Bússola e espelho, as dores de todos os homens

BÚSSOLA E ESPELHO, AS DORES DE TODOS OS HOMENS

 

Antes de tratar da novela Trago comigo as dores de todos os homens (publicado pela Escaleras, 2019), gostaria de fazer menção ao seu autor. O paraibano Roberto Menezes é, sem dúvida, um dos melhores autores da literatura brasileira contemporânea. Seus romances mais recentes Julho é um bom mês para morrer e Palavras que devoram lágrimas (publicados pela Patuá) revelam com força incomum duas protagonistas confinadas em espaços claustrofóbicos refletindo sobre suas perdas e desventuras. Quer Maria, descascando as camadas de tinta, uma a uma, para expor sua tentativa de ascensão social ou Laura, a minha preferida, desaparecendo pouco a pouco enquanto escreve a sua mãe desaparecida. Aliás, essa desfragmentação humana, liquefazendo suas personagens, suas vidas, suas certezas, suas seguranças, ora expondo uma fragilidade transfigurada na verborragia agoniante e agoniada de Maria, ora na melancolia de Laura. Num e noutro caso, forjam-se nas dificuldades, nessa dialética do ser transitório que todos somos e não podemos deixar de ser. E Roberto é um mestre na composição de seres humanos encarnados, críveis, potentes em suas histórias.

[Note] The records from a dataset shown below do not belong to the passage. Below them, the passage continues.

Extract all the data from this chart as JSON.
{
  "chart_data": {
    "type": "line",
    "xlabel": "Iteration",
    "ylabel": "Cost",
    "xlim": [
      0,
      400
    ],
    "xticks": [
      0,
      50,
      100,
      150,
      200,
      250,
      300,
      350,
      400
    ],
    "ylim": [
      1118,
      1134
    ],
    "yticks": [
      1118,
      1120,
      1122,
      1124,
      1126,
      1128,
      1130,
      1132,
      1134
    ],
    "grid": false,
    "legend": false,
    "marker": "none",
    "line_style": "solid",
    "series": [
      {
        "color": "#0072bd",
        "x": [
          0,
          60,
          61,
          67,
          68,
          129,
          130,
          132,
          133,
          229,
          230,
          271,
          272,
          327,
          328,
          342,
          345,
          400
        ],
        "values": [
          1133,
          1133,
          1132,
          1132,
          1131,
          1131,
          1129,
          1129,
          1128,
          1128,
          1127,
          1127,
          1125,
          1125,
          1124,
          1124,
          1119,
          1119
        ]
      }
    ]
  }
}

Nesse sentido, Trago comigo as dores de todos os homens não decepciona, porém o cinismo inacreditável e absurdo de seu narrador nos toma de assalto, incomodando de maneira singular pela franqueza e transparência com que lida com uma situação, no mínimo, controvertida. Gustavo Inácio Monte, um poeta ácido, macho tóxico, destila soberba e indiferença seu relato a uma atenta plateia de jornalistas.

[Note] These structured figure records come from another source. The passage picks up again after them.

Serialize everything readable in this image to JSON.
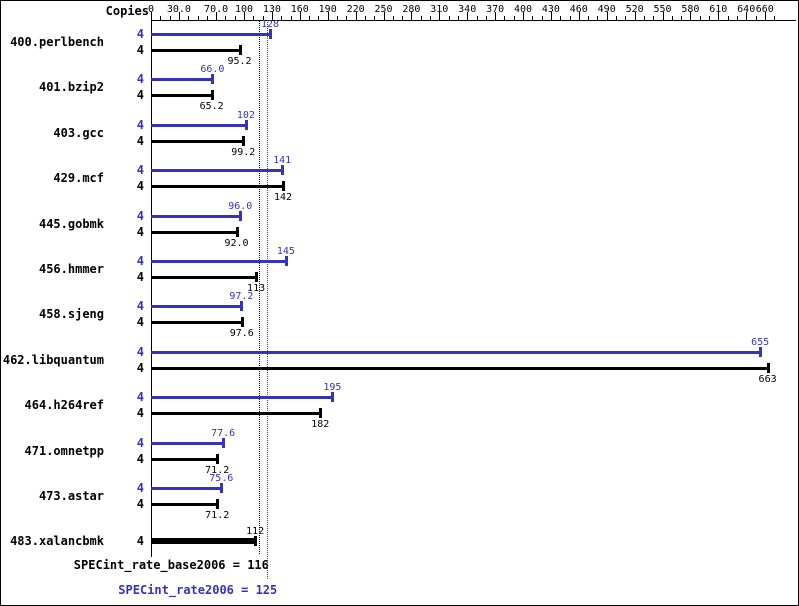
{
  "chart_data": {
    "type": "bar",
    "orientation": "horizontal",
    "copies_header": "Copies",
    "x_axis": {
      "ticks": [
        {
          "label": "0",
          "value": 0
        },
        {
          "label": "30.0",
          "value": 30
        },
        {
          "label": "70.0",
          "value": 70
        },
        {
          "label": "100",
          "value": 100
        },
        {
          "label": "130",
          "value": 130
        },
        {
          "label": "160",
          "value": 160
        },
        {
          "label": "190",
          "value": 190
        },
        {
          "label": "220",
          "value": 220
        },
        {
          "label": "250",
          "value": 250
        },
        {
          "label": "280",
          "value": 280
        },
        {
          "label": "310",
          "value": 310
        },
        {
          "label": "340",
          "value": 340
        },
        {
          "label": "370",
          "value": 370
        },
        {
          "label": "400",
          "value": 400
        },
        {
          "label": "430",
          "value": 430
        },
        {
          "label": "460",
          "value": 460
        },
        {
          "label": "490",
          "value": 490
        },
        {
          "label": "520",
          "value": 520
        },
        {
          "label": "550",
          "value": 550
        },
        {
          "label": "580",
          "value": 580
        },
        {
          "label": "610",
          "value": 610
        },
        {
          "label": "640",
          "value": 640
        },
        {
          "label": "660",
          "value": 660
        }
      ],
      "minor_tick_step": 10,
      "max": 670
    },
    "series_colors": {
      "peak": "#3333bb",
      "base": "#000000",
      "merged": "#000000"
    },
    "benchmarks": [
      {
        "name": "400.perlbench",
        "bars": [
          {
            "series": "peak",
            "copies": "4",
            "value": 128,
            "label": "128"
          },
          {
            "series": "base",
            "copies": "4",
            "value": 95.2,
            "label": "95.2"
          }
        ]
      },
      {
        "name": "401.bzip2",
        "bars": [
          {
            "series": "peak",
            "copies": "4",
            "value": 66.0,
            "label": "66.0"
          },
          {
            "series": "base",
            "copies": "4",
            "value": 65.2,
            "label": "65.2"
          }
        ]
      },
      {
        "name": "403.gcc",
        "bars": [
          {
            "series": "peak",
            "copies": "4",
            "value": 102,
            "label": "102"
          },
          {
            "series": "base",
            "copies": "4",
            "value": 99.2,
            "label": "99.2"
          }
        ]
      },
      {
        "name": "429.mcf",
        "bars": [
          {
            "series": "peak",
            "copies": "4",
            "value": 141,
            "label": "141"
          },
          {
            "series": "base",
            "copies": "4",
            "value": 142,
            "label": "142"
          }
        ]
      },
      {
        "name": "445.gobmk",
        "bars": [
          {
            "series": "peak",
            "copies": "4",
            "value": 96.0,
            "label": "96.0"
          },
          {
            "series": "base",
            "copies": "4",
            "value": 92.0,
            "label": "92.0"
          }
        ]
      },
      {
        "name": "456.hmmer",
        "bars": [
          {
            "series": "peak",
            "copies": "4",
            "value": 145,
            "label": "145"
          },
          {
            "series": "base",
            "copies": "4",
            "value": 113,
            "label": "113"
          }
        ]
      },
      {
        "name": "458.sjeng",
        "bars": [
          {
            "series": "peak",
            "copies": "4",
            "value": 97.2,
            "label": "97.2"
          },
          {
            "series": "base",
            "copies": "4",
            "value": 97.6,
            "label": "97.6"
          }
        ]
      },
      {
        "name": "462.libquantum",
        "bars": [
          {
            "series": "peak",
            "copies": "4",
            "value": 655,
            "label": "655"
          },
          {
            "series": "base",
            "copies": "4",
            "value": 663,
            "label": "663"
          }
        ]
      },
      {
        "name": "464.h264ref",
        "bars": [
          {
            "series": "peak",
            "copies": "4",
            "value": 195,
            "label": "195"
          },
          {
            "series": "base",
            "copies": "4",
            "value": 182,
            "label": "182"
          }
        ]
      },
      {
        "name": "471.omnetpp",
        "bars": [
          {
            "series": "peak",
            "copies": "4",
            "value": 77.6,
            "label": "77.6"
          },
          {
            "series": "base",
            "copies": "4",
            "value": 71.2,
            "label": "71.2"
          }
        ]
      },
      {
        "name": "473.astar",
        "bars": [
          {
            "series": "peak",
            "copies": "4",
            "value": 75.6,
            "label": "75.6"
          },
          {
            "series": "base",
            "copies": "4",
            "value": 71.2,
            "label": "71.2"
          }
        ]
      },
      {
        "name": "483.xalancbmk",
        "bars": [
          {
            "series": "merged",
            "copies": "4",
            "value": 112,
            "label": "112"
          }
        ]
      }
    ],
    "reference_lines": [
      {
        "series": "base",
        "value": 116,
        "label": "SPECint_rate_base2006 = 116"
      },
      {
        "series": "peak",
        "value": 125,
        "label": "SPECint_rate2006 = 125"
      }
    ]
  }
}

Em meio de um processo judicial, ele conhece a Silvia Rodrigues, uma advogada objetiva e bem-sucedida, com quem acaba se envolvendo em um romance tórrido, logo aplacado pela realidade do cotidiano de uma vida enclausurada num apartamento junto aos filhos da advogada. O tímido Marcos, um aspirante a poeta que em muito lembra o próprio Gustavo em sua juventude, e Márcia, quem lembra uma Salomé, em malícia e perversão, num jogo de sedução e tentação.

O poeta que abomina e rechaça qualquer resquício de paternidade, vendo-a como fraqueza, um mal a ser vencido, quase uma praga, uma mácula, tolera por conveniência a convivência com os filhos da amante.

Com ironia, sagacidade e uma boa dose de malícia, ornada por metáforas afiadas e frases de um criticismo politicamente incorreto, algo que, diga-se de passagem, Menezes maneja muito bem, fazendo soar adequado o que soa piegas, cafona, clichê em tantos outros autores. Vai prendendo o leitor num jogo verborrágico, sem sentido até, antes de revelar a trama intrincada de sedução, ameaça, violência, loucura e morte. É um encantador de serpentes e nós, essa “manada de depravados”, nos alimentamos da dança hipnótica de suas palavras.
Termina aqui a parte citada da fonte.